I have 2 Df with an identical structure to be merged with a condition. I need to have all the id raw but not duplicated and when there is a same id I need to choice the one from the dataframe with val==1 or just the row from the df1 if df1.val == df2.val
df1
id val X1 X2 X3
0 az1 1 10 12 16
1 az2 0 15 17 19
3 az3 0 8 9 17
4 az5 1 3 2 67
5 az7 0 31 2 68
df2
id val X1 X2 X3
0 az1 1 12 10 15
1 az2 1 13 15 18
3 az4 1 10 9 47
5 az6 0 33 12 68
6 az7 0 1 26 90
I want a new df3 like this:
df3
id val X1 X2 X3
0 az1 1 10 12 16
1 az2 1 13 15 18
3 az3 0 8 9 17
4 az4 1 10 9 47
5 az5 1 3 2 67
6 az6 0 33 12 68
7 az7 0 31 2 68
It contains:
- all the df1 rows
- all the df2 rows where df2.val==1 AND where df2.id is not present in df1
- all the df2 rows where (df2.id == df1.id) AND df2.val==1 AND df1.val==0 (overwrite the df1 raw)
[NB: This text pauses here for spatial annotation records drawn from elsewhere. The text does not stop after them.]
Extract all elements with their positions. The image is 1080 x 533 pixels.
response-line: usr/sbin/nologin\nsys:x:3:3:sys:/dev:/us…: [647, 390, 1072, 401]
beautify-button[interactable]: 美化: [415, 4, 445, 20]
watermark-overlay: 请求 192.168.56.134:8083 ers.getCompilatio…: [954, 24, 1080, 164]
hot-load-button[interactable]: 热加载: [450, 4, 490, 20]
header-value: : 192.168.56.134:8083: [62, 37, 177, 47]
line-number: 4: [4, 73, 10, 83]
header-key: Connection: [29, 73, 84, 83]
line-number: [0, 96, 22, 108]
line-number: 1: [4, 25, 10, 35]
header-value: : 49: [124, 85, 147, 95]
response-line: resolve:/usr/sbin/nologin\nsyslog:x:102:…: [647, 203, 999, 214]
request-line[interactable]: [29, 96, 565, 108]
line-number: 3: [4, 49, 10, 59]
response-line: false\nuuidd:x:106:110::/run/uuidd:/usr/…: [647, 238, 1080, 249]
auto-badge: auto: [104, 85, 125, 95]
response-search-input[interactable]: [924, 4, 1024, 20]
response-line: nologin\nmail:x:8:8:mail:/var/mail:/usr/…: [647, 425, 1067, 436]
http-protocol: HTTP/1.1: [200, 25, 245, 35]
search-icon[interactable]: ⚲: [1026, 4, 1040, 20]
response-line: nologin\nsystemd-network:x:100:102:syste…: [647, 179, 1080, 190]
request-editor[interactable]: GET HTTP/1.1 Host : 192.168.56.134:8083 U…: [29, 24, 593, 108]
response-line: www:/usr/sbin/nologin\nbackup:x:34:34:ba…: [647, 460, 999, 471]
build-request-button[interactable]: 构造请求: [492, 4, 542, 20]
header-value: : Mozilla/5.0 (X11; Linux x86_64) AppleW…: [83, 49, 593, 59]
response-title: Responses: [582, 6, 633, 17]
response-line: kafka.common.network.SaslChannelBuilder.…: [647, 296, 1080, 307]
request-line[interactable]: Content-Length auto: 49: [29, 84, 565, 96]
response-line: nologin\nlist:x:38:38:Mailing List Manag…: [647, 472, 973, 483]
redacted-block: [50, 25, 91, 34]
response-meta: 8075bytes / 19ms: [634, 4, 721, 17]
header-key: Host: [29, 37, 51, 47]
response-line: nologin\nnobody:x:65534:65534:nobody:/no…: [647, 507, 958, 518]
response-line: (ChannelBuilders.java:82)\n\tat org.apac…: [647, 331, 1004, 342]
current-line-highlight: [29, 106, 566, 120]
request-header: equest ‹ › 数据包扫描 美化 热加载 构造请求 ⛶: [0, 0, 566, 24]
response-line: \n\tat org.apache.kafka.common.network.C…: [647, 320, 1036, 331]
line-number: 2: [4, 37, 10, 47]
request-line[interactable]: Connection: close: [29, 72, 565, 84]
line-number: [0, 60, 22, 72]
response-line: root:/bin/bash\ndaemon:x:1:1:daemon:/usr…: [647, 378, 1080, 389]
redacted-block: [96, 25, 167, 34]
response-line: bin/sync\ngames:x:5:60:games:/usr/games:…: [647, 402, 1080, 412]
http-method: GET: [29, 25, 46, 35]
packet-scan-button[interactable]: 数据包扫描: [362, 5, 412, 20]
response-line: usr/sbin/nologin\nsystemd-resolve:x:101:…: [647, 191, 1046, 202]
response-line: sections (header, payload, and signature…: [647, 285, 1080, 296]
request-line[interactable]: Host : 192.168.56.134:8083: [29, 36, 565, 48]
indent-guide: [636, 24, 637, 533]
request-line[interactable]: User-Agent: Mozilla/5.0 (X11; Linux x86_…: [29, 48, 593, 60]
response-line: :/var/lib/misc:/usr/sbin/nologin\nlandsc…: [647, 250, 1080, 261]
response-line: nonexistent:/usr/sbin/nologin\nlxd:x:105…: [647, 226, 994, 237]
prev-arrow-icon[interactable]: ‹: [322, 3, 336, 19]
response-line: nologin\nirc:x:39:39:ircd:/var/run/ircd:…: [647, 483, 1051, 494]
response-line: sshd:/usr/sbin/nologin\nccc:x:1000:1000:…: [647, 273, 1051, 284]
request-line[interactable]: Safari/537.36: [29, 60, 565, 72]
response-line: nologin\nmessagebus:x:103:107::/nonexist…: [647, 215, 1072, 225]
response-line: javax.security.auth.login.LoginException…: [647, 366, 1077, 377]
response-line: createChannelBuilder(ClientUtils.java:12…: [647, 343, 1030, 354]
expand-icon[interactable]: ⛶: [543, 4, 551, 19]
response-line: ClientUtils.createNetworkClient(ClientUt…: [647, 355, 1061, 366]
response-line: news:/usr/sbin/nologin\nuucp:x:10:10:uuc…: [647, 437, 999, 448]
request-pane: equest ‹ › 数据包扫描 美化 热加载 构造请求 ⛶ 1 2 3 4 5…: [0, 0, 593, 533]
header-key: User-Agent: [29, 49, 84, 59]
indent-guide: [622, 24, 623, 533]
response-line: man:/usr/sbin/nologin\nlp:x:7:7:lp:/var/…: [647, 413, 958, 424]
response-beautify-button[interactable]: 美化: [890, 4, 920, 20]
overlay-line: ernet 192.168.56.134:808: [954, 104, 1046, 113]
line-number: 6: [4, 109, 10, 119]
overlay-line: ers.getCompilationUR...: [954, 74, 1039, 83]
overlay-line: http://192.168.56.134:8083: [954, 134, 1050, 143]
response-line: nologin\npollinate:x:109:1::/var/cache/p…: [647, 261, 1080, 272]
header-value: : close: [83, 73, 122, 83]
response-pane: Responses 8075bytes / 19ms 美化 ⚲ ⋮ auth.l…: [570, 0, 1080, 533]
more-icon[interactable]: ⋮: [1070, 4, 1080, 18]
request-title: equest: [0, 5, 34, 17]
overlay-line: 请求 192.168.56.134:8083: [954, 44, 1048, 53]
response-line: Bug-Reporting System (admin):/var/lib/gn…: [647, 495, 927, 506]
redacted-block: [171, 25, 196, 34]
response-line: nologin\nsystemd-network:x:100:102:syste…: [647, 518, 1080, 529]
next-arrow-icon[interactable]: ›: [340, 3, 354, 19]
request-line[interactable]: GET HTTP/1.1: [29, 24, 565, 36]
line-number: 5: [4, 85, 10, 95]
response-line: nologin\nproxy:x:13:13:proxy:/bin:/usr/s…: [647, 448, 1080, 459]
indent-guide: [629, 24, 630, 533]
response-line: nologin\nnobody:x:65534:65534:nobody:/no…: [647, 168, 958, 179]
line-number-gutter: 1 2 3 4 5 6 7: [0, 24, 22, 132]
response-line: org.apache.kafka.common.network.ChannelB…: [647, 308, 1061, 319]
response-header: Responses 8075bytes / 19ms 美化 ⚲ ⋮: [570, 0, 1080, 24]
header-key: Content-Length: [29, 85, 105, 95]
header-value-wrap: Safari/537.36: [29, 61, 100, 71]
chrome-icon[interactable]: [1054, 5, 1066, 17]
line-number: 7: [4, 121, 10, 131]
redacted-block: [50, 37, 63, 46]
- all the df2 rows with df2.val == 0 AND where df2.id is not present in df1
With the command:
Unique=pd.concat([df1, df2]).drop_duplicates(subset ="id", keep = False, inplace = False).sort_values('id')
Unique
id val X1 X2 X3
0 az3 0 8 9 17
1 az4 1 10 9 47
2 az5 1 3 2 67
3 az6 0 33 12 68
Then:
Temp = pd.concat([df1, Unique]).drop_duplicates().sort_values('id')
Temp
id val X1 X2 X3
0 az1 1 10 12 16
1 az3 0 8 9 17
2 az4 1 10 9 47
3 az5 1 3 2 67
4 az6 0 33 12 68
5 az7 0 31 2 68
Finaly:
df2_1 =df2[df2["val"]==1]
df3 = pd.concat([df2_1, Temp]).drop_duplicates(subset ="id", keep = "first", inplace = False).sort_values('id')
df3
id val X1 X2 X3
0 az1 1 10 12 16
1 az2 1 13 15 18
3 az3 0 8 9 17
4 az4 1 10 9 47
5 az5 1 3 2 67
6 az6 0 33 12 68
7 az7 0 31 2 68
Any idea to do the job in more fast and elegant way?